At the University of Washington, materials scientists have used artificial intelligence to simulate stacks of molybdenum ditelluride sheets—dozens of atomic layers piled on top of one another in intricate patterns—and discovered something remarkable: quantum phenomena that don't exist at smaller scales suddenly emerge when the structure reaches a certain size. It's a breakthrough that suggests the way forward for quantum materials research isn't just building better supercomputers, but training AI systems to see what humans couldn't previously compute.

Quantum materials are the foundation of an emerging technological revolution. These exotic substances, governed by quantum mechanics rather than classical physics, exhibit properties like superconductivity and unusual magnetism that could power the next generation of quantum computers and energy-efficient electronics. Yet designing them has always been a bottleneck: researchers have to predict how materials behave across vastly different scales, from individual atoms to configurations large enough to be practically useful.
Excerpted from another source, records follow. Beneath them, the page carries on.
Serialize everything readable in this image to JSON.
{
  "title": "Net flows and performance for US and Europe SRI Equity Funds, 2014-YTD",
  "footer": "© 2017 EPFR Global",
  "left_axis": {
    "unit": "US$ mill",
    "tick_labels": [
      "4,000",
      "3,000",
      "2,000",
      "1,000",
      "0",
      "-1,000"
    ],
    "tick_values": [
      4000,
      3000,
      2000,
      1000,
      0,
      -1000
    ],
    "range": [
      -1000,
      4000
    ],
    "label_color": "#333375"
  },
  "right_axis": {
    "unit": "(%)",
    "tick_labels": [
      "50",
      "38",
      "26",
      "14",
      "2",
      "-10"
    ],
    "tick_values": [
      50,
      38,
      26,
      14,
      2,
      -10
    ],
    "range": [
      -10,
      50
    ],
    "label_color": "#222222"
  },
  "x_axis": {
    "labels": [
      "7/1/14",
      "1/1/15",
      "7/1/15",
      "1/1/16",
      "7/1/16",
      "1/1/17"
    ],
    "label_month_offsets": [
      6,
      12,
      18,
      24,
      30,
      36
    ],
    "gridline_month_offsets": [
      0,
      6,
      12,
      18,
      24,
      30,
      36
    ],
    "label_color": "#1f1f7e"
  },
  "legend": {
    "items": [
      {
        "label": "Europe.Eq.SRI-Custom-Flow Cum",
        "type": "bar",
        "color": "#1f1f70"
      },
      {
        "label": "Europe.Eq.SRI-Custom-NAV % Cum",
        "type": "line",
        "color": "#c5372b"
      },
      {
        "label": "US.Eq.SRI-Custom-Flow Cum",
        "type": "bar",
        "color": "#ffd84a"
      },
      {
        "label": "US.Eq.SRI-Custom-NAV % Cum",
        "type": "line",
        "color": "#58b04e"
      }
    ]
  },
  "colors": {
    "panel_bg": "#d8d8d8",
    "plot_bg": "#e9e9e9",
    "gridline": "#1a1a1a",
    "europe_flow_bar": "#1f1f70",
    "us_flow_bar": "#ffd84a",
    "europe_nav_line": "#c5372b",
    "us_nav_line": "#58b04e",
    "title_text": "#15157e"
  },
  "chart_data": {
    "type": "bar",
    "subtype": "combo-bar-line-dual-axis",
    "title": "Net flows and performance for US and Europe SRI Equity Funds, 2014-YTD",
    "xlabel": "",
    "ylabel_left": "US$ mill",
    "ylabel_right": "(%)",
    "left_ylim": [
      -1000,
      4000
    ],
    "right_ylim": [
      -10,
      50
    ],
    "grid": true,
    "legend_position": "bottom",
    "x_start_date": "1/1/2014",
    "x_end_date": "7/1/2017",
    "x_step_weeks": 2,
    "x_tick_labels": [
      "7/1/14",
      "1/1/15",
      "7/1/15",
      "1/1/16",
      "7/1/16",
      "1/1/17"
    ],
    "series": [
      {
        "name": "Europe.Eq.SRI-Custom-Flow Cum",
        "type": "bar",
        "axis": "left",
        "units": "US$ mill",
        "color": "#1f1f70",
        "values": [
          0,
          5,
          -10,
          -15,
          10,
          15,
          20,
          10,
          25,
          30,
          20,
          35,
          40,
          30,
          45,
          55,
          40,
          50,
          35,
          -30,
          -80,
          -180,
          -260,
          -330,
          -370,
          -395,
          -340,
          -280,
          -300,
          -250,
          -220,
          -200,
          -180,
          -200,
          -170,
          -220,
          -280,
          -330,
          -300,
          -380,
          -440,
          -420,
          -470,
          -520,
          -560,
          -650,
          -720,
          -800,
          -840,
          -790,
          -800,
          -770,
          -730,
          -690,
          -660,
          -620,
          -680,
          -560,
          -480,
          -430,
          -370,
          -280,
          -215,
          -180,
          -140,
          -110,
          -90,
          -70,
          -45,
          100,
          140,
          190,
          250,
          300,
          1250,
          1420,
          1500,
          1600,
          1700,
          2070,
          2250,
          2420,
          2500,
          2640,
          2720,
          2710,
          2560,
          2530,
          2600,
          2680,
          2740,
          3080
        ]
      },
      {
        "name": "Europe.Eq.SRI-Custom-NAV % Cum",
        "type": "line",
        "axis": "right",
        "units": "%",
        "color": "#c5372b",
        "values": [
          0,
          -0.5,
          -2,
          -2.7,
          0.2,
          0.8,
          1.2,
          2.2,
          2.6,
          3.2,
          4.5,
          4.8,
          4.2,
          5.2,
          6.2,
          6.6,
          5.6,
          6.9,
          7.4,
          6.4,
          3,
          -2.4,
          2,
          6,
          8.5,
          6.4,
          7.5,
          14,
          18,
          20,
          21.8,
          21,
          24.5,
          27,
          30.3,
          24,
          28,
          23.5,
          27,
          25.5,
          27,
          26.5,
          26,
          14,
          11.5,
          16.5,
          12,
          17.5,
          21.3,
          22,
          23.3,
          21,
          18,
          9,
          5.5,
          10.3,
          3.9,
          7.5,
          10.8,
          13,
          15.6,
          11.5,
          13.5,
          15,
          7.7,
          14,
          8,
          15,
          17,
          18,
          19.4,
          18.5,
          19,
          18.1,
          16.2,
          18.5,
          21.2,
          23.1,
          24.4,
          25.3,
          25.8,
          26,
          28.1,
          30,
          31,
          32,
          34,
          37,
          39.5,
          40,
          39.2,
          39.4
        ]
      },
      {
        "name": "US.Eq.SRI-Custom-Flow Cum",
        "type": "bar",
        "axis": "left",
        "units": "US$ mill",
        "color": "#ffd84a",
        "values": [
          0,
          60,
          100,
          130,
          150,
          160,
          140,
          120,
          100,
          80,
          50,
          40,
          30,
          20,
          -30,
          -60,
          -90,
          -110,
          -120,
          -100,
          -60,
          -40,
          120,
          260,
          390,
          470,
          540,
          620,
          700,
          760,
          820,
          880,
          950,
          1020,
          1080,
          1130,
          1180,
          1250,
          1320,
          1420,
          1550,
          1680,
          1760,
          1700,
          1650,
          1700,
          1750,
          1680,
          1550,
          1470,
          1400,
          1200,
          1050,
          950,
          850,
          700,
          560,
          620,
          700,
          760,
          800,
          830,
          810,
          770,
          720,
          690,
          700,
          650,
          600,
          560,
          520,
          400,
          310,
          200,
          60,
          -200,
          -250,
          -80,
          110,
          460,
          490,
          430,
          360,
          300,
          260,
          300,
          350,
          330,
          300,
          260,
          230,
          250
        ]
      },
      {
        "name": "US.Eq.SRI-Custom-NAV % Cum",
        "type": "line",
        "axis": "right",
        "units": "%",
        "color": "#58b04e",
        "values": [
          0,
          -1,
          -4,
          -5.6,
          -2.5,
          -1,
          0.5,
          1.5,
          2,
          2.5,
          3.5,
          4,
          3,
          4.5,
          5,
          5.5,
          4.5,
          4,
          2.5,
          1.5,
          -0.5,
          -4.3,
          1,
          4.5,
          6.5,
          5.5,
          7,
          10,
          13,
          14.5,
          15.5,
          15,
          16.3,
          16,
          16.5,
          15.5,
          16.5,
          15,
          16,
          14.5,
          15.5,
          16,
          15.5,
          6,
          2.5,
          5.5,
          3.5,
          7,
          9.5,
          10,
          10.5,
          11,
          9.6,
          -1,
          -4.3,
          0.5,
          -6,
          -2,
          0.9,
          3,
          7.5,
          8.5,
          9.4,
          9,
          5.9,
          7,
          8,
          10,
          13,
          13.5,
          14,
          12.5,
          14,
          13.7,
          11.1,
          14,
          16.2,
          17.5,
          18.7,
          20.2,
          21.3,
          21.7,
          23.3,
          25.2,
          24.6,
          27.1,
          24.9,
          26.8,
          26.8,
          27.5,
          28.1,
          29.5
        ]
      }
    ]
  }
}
For decades, this meant expensive trial-and-error or grinding away on supercomputers that could only handle so much complexity.

Ting Cao, an associate professor of materials science and engineering at the University of Washington and senior author of the research, describes the shift happening in his field with striking clarity: "What is exciting is that AI and quantum computing are beginning to change not just what problems we can solve, but how we do research." His team published their findings in the Proceedings of the National Academy of Sciences on June 2, demonstrating that an AI model trained on smaller datasets can act as a fast, relatively inexpensive surrogate for a supercomputer—effectively learning to extrapolate the behavior of huge material systems without needing to simulate every atom individually.

The approach worked by stacking virtual sheets of molybdenum ditelluride on top of one another, layer after layer. With traditional computing, this would have been impractical, perhaps impossible. But the AI system could handle it, revealing complex quantum behaviors that only emerged at scale. Researchers can now take the most promising candidates and attempt to manufacture them in the laboratory to verify the simulations actually predict the real world.

In a complementary study published June 8 in Nature Communications, Cao's team demonstrated that quantum computers themselves can be part of the solution. Where AI struggles with certain quantum phenomena like entanglement, quantum computers excel naturally—they're powered by the same physics researchers want to study. The team used a quantum computer to investigate an exotic phase of matter called a Laughlin state, opening a new avenue for discovery.

Di Xiao, the chair of materials science and engineering at the University of Washington and co-author of both studies, frames this moment with unmistakable conviction: "We are at the start of a new era. Our field is fundamentally changing. Things that were literally impossible a couple of years ago are now becoming routine."

Looking ahead, Cao and his team plan to expand their datasets and develop models that can simulate a far wider range of materials. The ultimate goal is to merge their AI and quantum computing systems into a hybrid tool—using AI to guide quantum simulations while quantum computers generate new data to improve the AI models further. It's a feedback loop that promises to accelerate discovery and unlock quantum materials that would otherwise remain locked away in the realm of theory.